The debate continues among North Korean watchers about what the speech means, as to Kim’s intentions. Professor John Delury of Yonsei University interpreted the fact that Kim’s speech did not explicitly state that he plans to test an intercontinental ballistic missiles as “putting [the message] out there to get the American attention,” but “leaving room for a negotiation.” Bruce Klingner from the Heritage Foundation presented the opposite view that Kim’s speech signals nothing meaningful and that those analysts and media outlets that try to parse it are being naïve.
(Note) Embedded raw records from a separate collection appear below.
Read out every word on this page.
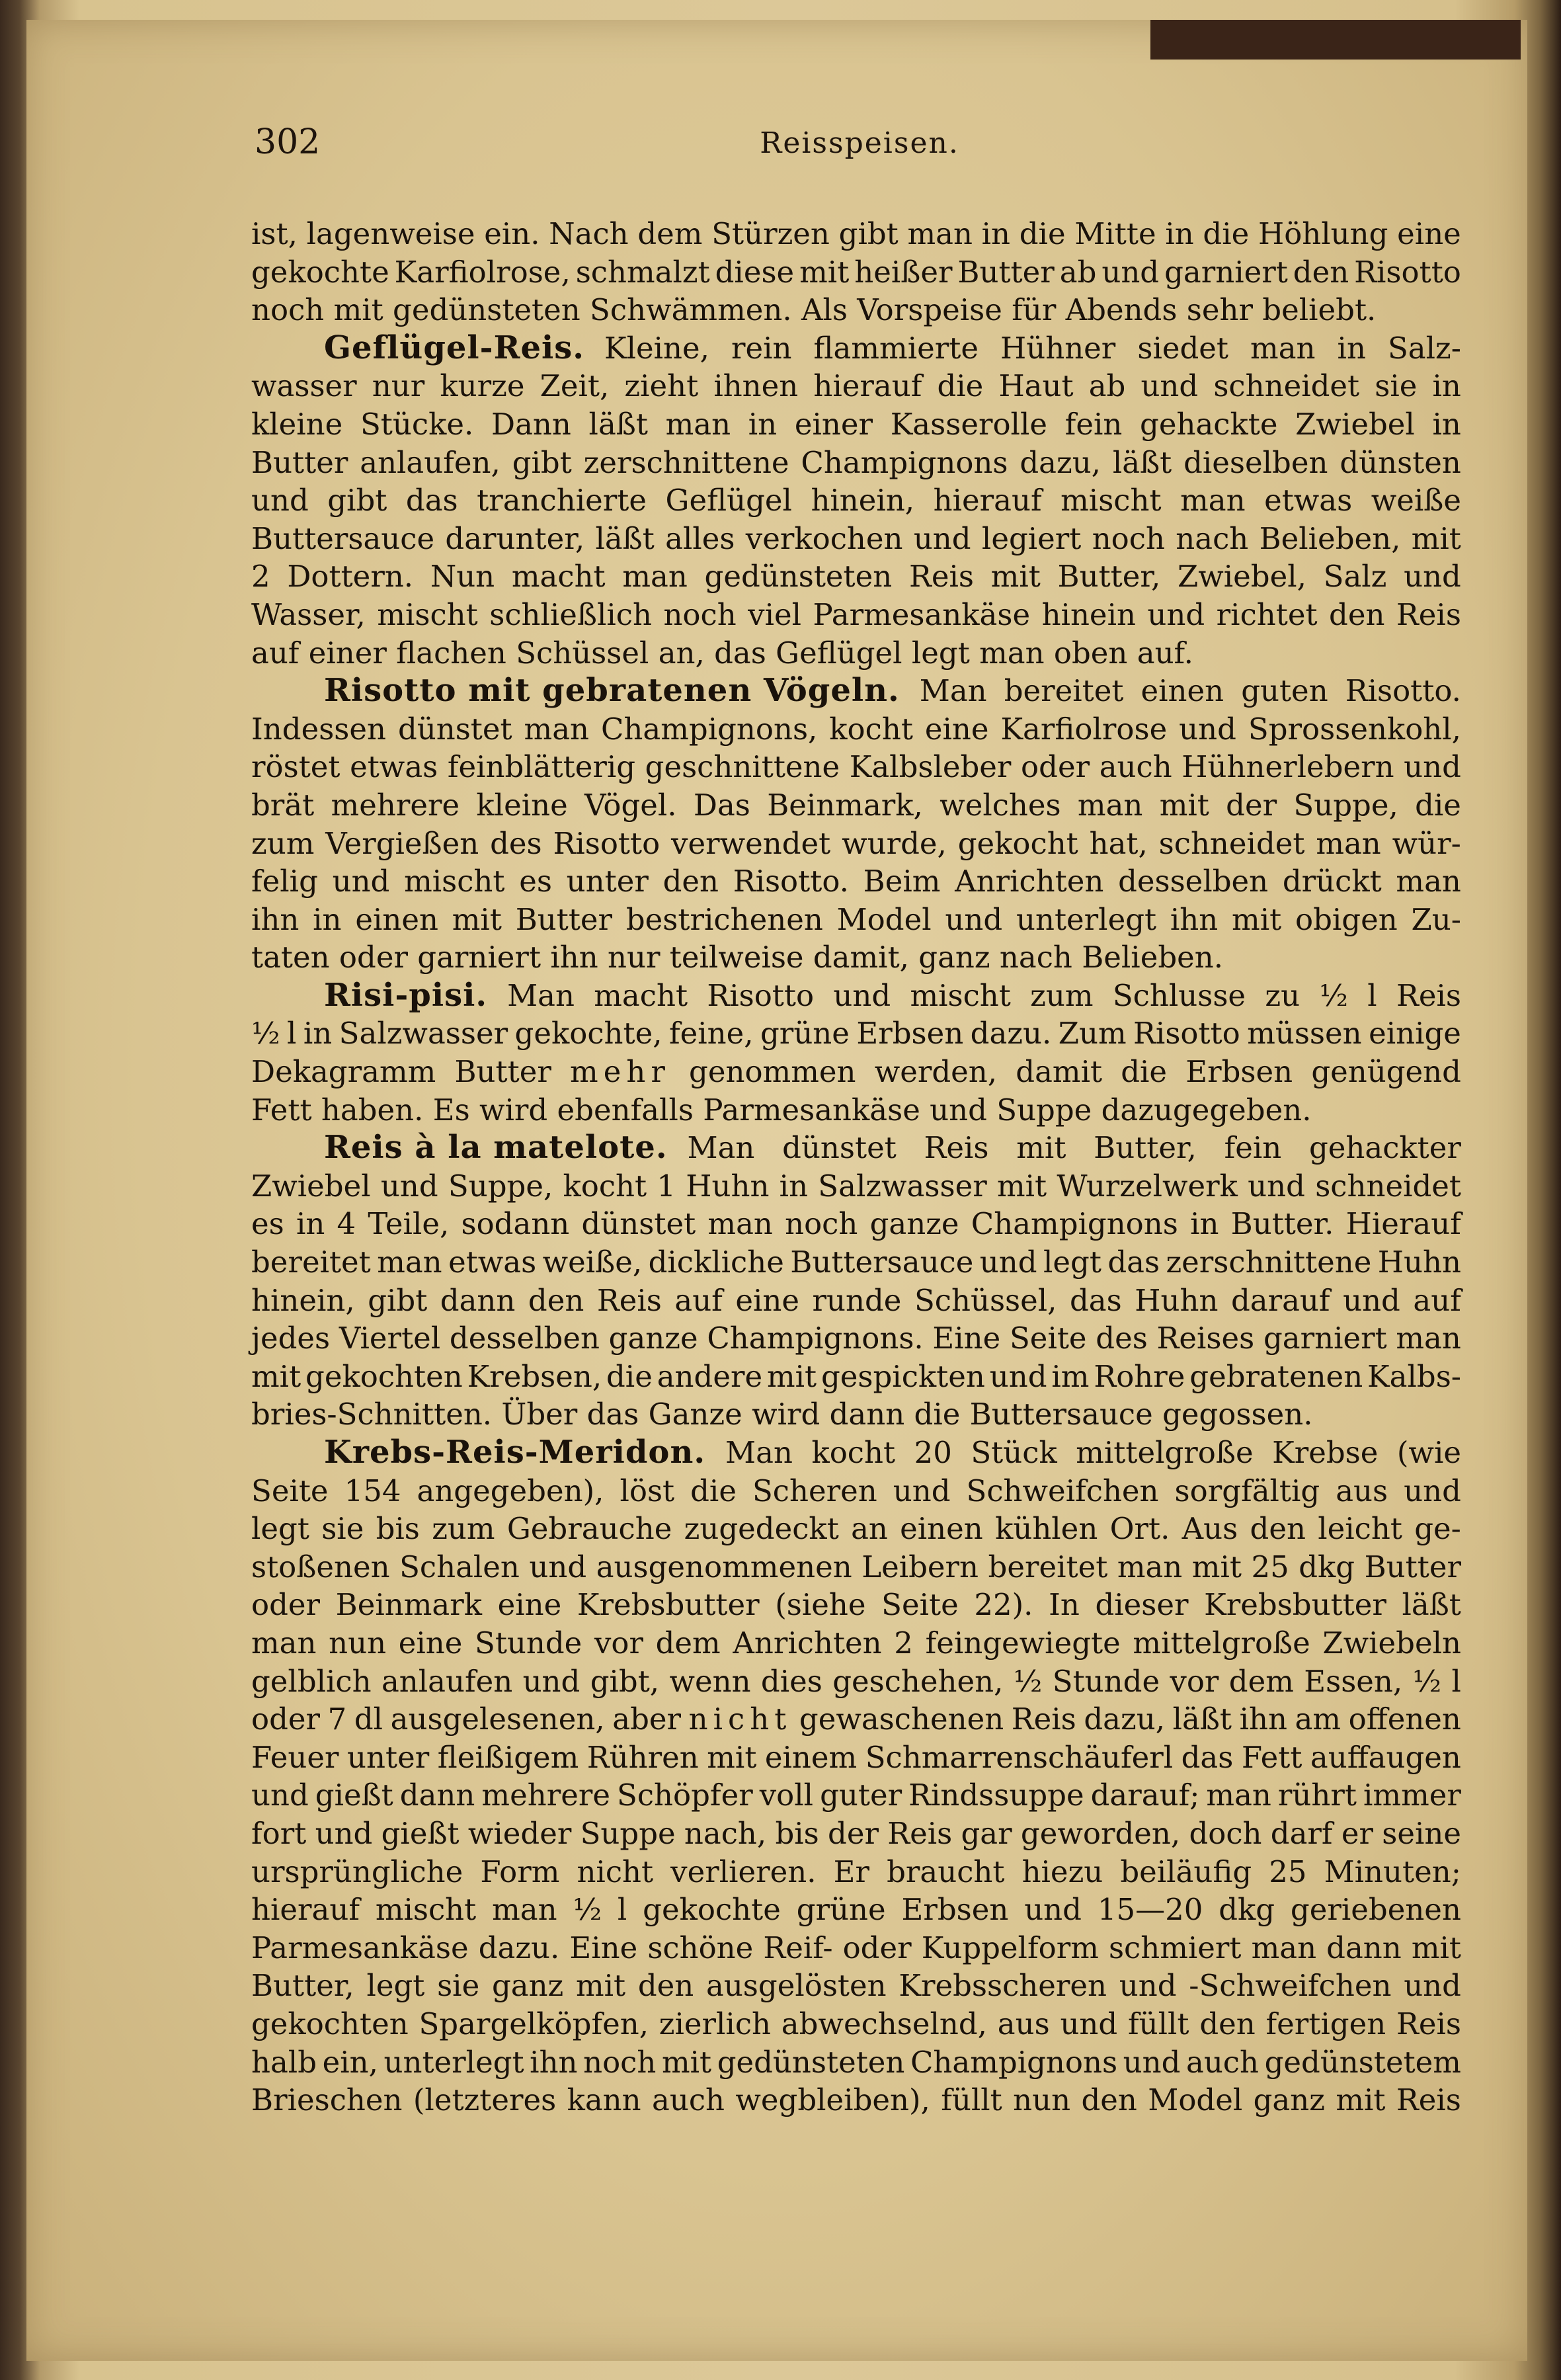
302	Reisspeisen.
ist, lagenweise ein. Nach dem Stürzen gibt man in die Mitte in die Höhlung eine
gekochte Karfiolrose, schmalzt diese mit heißer Butter ab und garniert den Risotto
noch mit gedünsteten Schwämmen. Als Vorspeise für Abends sehr beliebt.
Geflügel-Reis. Kleine, rein flammierte Hühner siedet man in Salz-
wasser nur kurze Zeit, zieht ihnen hierauf die Haut ab und schneidet sie in
kleine Stücke. Dann läßt man in einer Kasserolle fein gehackte Zwiebel in
Butter anlaufen, gibt zerschnittene Champignons dazu, läßt dieselben dünsten
und gibt das tranchierte Geflügel hinein, hierauf mischt man etwas weiße
Buttersauce darunter, läßt alles verkochen und legiert noch nach Belieben, mit
2 Dottern. Nun macht man gedünsteten Reis mit Butter, Zwiebel, Salz und
Wasser, mischt schließlich noch viel Parmesankäse hinein und richtet den Reis
auf einer flachen Schüssel an, das Geflügel legt man oben auf.
Risotto mit gebratenen Vögeln. Man bereitet einen guten Risotto.
Indessen dünstet man Champignons, kocht eine Karfiolrose und Sprossenkohl,
röstet etwas feinblätterig geschnittene Kalbsleber oder auch Hühnerlebern und
brät mehrere kleine Vögel. Das Beinmark, welches man mit der Suppe, die
zum Vergießen des Risotto verwendet wurde, gekocht hat, schneidet man wür-
felig und mischt es unter den Risotto. Beim Anrichten desselben drückt man
ihn in einen mit Butter bestrichenen Model und unterlegt ihn mit obigen Zu-
taten oder garniert ihn nur teilweise damit, ganz nach Belieben.
Risi-pisi. Man macht Risotto und mischt zum Schlusse zu ½ l Reis
½ l in Salzwasser gekochte, feine, grüne Erbsen dazu. Zum Risotto müssen einige
Dekagramm Butter mehr genommen werden, damit die Erbsen genügend
Fett haben. Es wird ebenfalls Parmesankäse und Suppe dazugegeben.
Reis à la matelote. Man dünstet Reis mit Butter, fein gehackter
Zwiebel und Suppe, kocht 1 Huhn in Salzwasser mit Wurzelwerk und schneidet
es in 4 Teile, sodann dünstet man noch ganze Champignons in Butter. Hierauf
bereitet man etwas weiße, dickliche Buttersauce und legt das zerschnittene Huhn
hinein, gibt dann den Reis auf eine runde Schüssel, das Huhn darauf und auf
jedes Viertel desselben ganze Champignons. Eine Seite des Reises garniert man
mit gekochten Krebsen, die andere mit gespickten und im Rohre gebratenen Kalbs-
bries-Schnitten. Über das Ganze wird dann die Buttersauce gegossen.
Krebs-Reis-Meridon. Man kocht 20 Stück mittelgroße Krebse (wie
Seite 154 angegeben), löst die Scheren und Schweifchen sorgfältig aus und
legt sie bis zum Gebrauche zugedeckt an einen kühlen Ort. Aus den leicht ge-
stoßenen Schalen und ausgenommenen Leibern bereitet man mit 25 dkg Butter
oder Beinmark eine Krebsbutter (siehe Seite 22). In dieser Krebsbutter läßt
man nun eine Stunde vor dem Anrichten 2 feingewiegte mittelgroße Zwiebeln
gelblich anlaufen und gibt, wenn dies geschehen, ½ Stunde vor dem Essen, ½ l
oder 7 dl ausgelesenen, aber nicht gewaschenen Reis dazu, läßt ihn am offenen
Feuer unter fleißigem Rühren mit einem Schmarrenschäuferl das Fett auffaugen
und gießt dann mehrere Schöpfer voll guter Rindssuppe darauf; man rührt immer
fort und gießt wieder Suppe nach, bis der Reis gar geworden, doch darf er seine
ursprüngliche Form nicht verlieren. Er braucht hiezu beiläufig 25 Minuten;
hierauf mischt man ½ l gekochte grüne Erbsen und 15—20 dkg geriebenen
Parmesankäse dazu. Eine schöne Reif- oder Kuppelform schmiert man dann mit
Butter, legt sie ganz mit den ausgelösten Krebsscheren und -Schweifchen und
gekochten Spargelköpfen, zierlich abwechselnd, aus und füllt den fertigen Reis
halb ein, unterlegt ihn noch mit gedünsteten Champignons und auch gedünstetem
Brieschen (letzteres kann auch wegbleiben), füllt nun den Model ganz mit Reis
Today in History: Dean Acheson’s Speech on the Far East

On Jan 12, 1950, U.S. Secretary of State Dean Acheson delivered a speech titled “Speech on the Far East” at the National Press Club. Acheson outlined his strategy for enhancing U.S. military security in the Asia-Pacific against aggression from the Soviet Union and the People’s Republic of China. In his speech, he stated that “[the] U.S. defense parameter runs along the Aleutians to Japan and then goes to the Ryukyus [...] then it runs from the Ryukyus to the Philippine Islands.” His speech immediately raised questions and caused uproar among Koreans as his defense parameters excluded South Korea and Taiwan. Although Acheson did indicate that the “entire civilized world under the Charter of the United Nations” would defend attacks aimed at other areas of the Asia-Pacific, his speech nonetheless remains controversial. Scholars continue to debate whether Acheson’s speech and the lack of clear U.S. commitment to defend South Korea triggered North Korea’s invasion of the South in June 1950.